Posted March. 18, 2005 22:38,   


“Korean society is increasingly divided as the government and other entities are failing to function properly. Korean people are suffering from an identity crisis as a minimum level of mutual trust, which is essential in maintaining solidarity within the community, is being seriously dampened by the day.”

Cho Soon, an honorary professor at Seoul National University and former Deputy Prime Minister and Finance-Economy Minister, pointed out on March 18 in his speech titled “Challenges and Future Directions for Korean Society” in a conference held in commemoration of the 30th anniversary of the foundation of the College of Social Science at SNU.

In a forum held under the theme of “Where Korean Society is Heading,” SNU President Jung Un-chan gave a congratulatory address, and Kim Sang-kyun, Professor of Social Welfare, led the debate with the participation of Representative Lee Hye-hoon of the Grand National Party, and Kim Dong-chun, Professor of Sociology at Sungkonghoe University.

The discussion covered a variety of issues, ranging from challenges currently faced by Korean society and practical solutions to those challenges to the role of colleges.

In particular, there was a fierce debate over the cause of prolonged economic recession, mutual distrust and polarization and the role of intellectuals under such circumstances.

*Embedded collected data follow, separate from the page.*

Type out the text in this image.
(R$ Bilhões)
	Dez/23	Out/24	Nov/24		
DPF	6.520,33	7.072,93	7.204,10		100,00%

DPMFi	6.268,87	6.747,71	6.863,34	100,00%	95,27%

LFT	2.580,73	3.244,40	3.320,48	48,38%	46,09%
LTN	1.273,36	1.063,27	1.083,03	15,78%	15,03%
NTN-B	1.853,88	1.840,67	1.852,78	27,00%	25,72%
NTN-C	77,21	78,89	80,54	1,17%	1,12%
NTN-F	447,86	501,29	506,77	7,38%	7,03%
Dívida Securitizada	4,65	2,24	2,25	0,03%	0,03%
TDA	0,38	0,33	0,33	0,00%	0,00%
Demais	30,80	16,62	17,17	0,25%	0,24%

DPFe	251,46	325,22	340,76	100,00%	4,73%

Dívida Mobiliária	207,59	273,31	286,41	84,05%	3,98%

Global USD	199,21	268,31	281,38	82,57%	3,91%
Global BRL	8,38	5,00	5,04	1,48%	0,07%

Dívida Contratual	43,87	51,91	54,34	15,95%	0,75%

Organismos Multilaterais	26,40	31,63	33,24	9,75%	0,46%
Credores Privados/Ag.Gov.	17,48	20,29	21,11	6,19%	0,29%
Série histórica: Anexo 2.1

“Far-fetched and impatient implementation of various democratization and reform policies have seriously dampened economic vitality and brought about polarization in our society,” indicated Professor Cho. “Now it is high time that Korean society should recognize its flimsy human resources, material and psychological fundamentals and set a new practical direction for strengthened foundations.”

“Since the launch of the Participatory Government, extreme ideological conflicts have lead to divisions and disruptions in every corner of our society,” said Song Ho-keun, a professor of sociology, in his speech. “Reform politics, led by the Participatory Government, has disintegrated the loose alliance of liberalism between industrialization and democratization forces, accelerating an extreme polarization between conservatives and progressives.”

“Korean society as a whole needs a kind of buffer zone,” asserted Professor Song. “We should get over the excess of ideology, which has been apparent in our society for the last two years, and come up with a more democratic, practical approach.”